Carte blanche: the erosion of medical consent by Harriet A. Washington
Another in-depth work by the author of medical apartheid, Flames examines the weakening of informed consent, examining loopholes that have been used by institutions such as the US military to allow experimental medical procedures to be performed on uninformed participants. Washington examines examples of armies ordering soldiers to participate in medical experiments and legal policies that allowed the use of experimental techniques on trauma patients, as well as examining the legacy of eugenics thinking, which means that these techniques are more frequently used on people. of color and people with disabilities.
Building a Better Race: Gender, Sexuality and Eugenics from the Turn of the Century to the Baby Boom by Wendy Kline
In this book, Kline examines the cultural history of eugenics and how eugenics thinking corresponds to moral panics and reactionary thinking about gender and sexuality. Build a better race focuses particularly on “positive eugenics” – the side of the eugenics movement that encouraged “desirable” people (usually white, middle class, disabled) to have more children, alongside ” negative eugenics”, which aimed to prevent people of color, the disabled and the poor from having children. It also focuses on the impacts of eugenics policies on everyday modern concepts such as IQ testing and genetic screening.

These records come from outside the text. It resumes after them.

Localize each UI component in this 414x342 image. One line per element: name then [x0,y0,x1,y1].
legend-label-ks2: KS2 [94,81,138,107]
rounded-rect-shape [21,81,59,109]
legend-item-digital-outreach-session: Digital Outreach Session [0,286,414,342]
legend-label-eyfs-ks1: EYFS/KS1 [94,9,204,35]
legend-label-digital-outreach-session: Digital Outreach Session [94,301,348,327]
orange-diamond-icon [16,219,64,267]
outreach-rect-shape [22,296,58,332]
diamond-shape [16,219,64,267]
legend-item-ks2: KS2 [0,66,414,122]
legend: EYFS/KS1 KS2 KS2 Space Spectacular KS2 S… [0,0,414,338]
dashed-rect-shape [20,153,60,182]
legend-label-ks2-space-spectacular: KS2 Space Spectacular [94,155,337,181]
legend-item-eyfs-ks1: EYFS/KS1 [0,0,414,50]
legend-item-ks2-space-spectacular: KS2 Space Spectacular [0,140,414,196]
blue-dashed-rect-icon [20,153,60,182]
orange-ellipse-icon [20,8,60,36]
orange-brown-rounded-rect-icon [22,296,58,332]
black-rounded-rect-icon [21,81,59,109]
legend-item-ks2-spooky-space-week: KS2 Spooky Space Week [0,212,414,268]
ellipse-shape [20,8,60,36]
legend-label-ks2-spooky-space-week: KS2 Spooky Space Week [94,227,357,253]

While these books are great starting points, it is important to remember that not everyone affected by the current impacts of eugenics thinking is easily able to have their work or stories accepted and taken seriously by publishers or mainstream media. Blogs and social media can be a great way to read the perspectives of disability activists, people of color, and others who have additional social barriers to respecting their bodily autonomy. Imani Barbarin writes to Crutches and Spice, publishing work on current affairs, pop culture, racism and ableism. The writers at Disability Visibility Projectfounded by author Alice Wong, have published extensively on ableist responses to the COVID-19 pandemic, as well as the disadvantages imposed on people with disabilities – particularly those who experience cross-marginalization, such as being POC or LGBTQI+ – by a society that marginalizes those who do not fit the able model.
For more disability rights books, try 5 Books for an Introduction to Disability History in the United States. For an overview of medical history, check out 100 Essential Books on the History of Medicine.